Interpreting Language Models Through Concept Descriptions: A Survey
Nils Feldhus, Laura Kopf
TL;DR
This survey analyzes the nascent field of using generator-based, open-vocabulary concept descriptions to interpret internal components and abstractions of large language models. It distinguishes native model components (neurons, attention heads) from higher-level abstractions (SAEs, circuits), outlining methods to automatically generate descriptions and the datasets and metrics underpinning them. The findings emphasize neuron polysemanticity as a key driver for adopting abstractions like SAEs and circuits, and highlight a maturation in evaluation toward causal and multi-faceted assessments rather than simple correlations. The work maps a roadmap for future research, stressing scalable circuit-level descriptions, cross-domain generalization, introspection of the describers, finer-grained polysemantic models, rigorous causal tests, and standardized benchmarks to enable robust, transparent NLP systems.
Abstract
Understanding the decision-making processes of neural networks is a central goal of mechanistic interpretability.
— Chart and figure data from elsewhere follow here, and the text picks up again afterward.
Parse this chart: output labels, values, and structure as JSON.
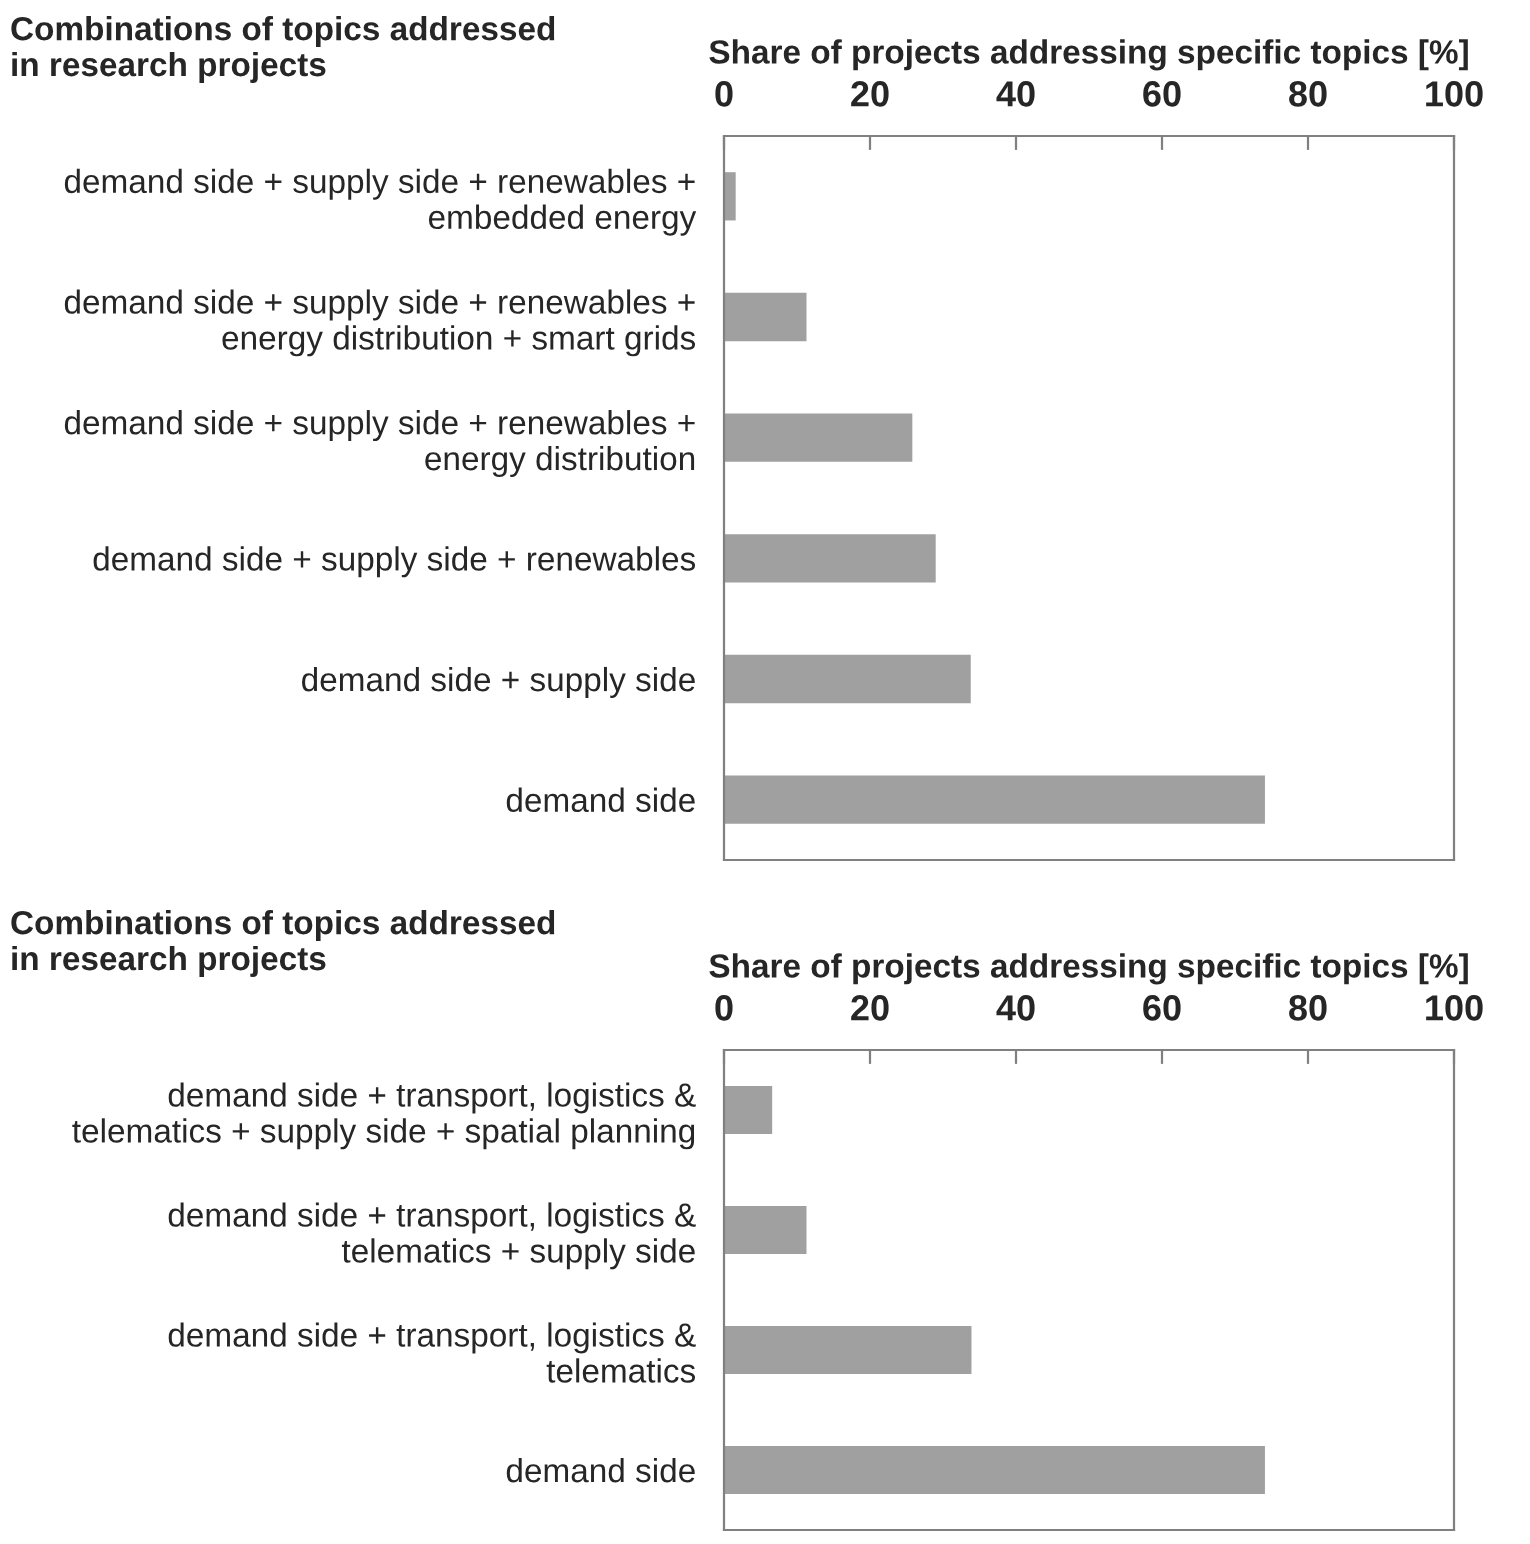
{
  "chart_data": [
    {
      "type": "bar",
      "orientation": "horizontal",
      "title": "Combinations of topics addressed in research projects",
      "xlabel": "Share of projects addressing specific topics [%]",
      "categories": [
        "demand side + supply side + renewables + embedded energy",
        "demand side + supply side + renewables + energy distribution + smart grids",
        "demand side + supply side + renewables + energy distribution",
        "demand side + supply side + renewables",
        "demand side + supply side",
        "demand side"
      ],
      "values": [
        1.6,
        11.3,
        25.8,
        29.0,
        33.8,
        74.1
      ],
      "color": "#a0a0a0",
      "xlim": [
        0,
        100
      ],
      "xticks": [
        0,
        20,
        40,
        60,
        80,
        100
      ]
    },
    {
      "type": "bar",
      "orientation": "horizontal",
      "title": "Combinations of topics addressed in research projects",
      "xlabel": "Share of projects addressing specific topics [%]",
      "categories": [
        "demand side + transport, logistics & telematics + supply side + spatial planning",
        "demand side + transport, logistics & telematics + supply side",
        "demand side + transport, logistics & telematics",
        "demand side"
      ],
      "values": [
        6.6,
        11.3,
        33.9,
        74.1
      ],
      "color": "#a0a0a0",
      "xlim": [
        0,
        100
      ],
      "xticks": [
        0,
        20,
        40,
        60,
        80,
        100
      ]
    }
  ]
}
In the context of Large Language Models (LLMs), this involves uncovering the underlying mechanisms and identifying the roles of individual model components such as neurons and attention heads, as well as model abstractions such as the learned sparse features extracted by Sparse Autoencoders (SAEs). A rapidly growing line of work tackles this challenge by using powerful generator models to produce open-vocabulary, natural language concept descriptions for these components. In this paper, we provide the first survey of the emerging field of concept descriptions for model components and abstractions. We chart the key methods for generating these descriptions, the evolving landscape of automated and human metrics for evaluating them, and the datasets that underpin this research. Our synthesis reveals a growing demand for more rigorous, causal evaluation. By outlining the state of the art and identifying key challenges, this survey provides a roadmap for future research toward making models more transparent.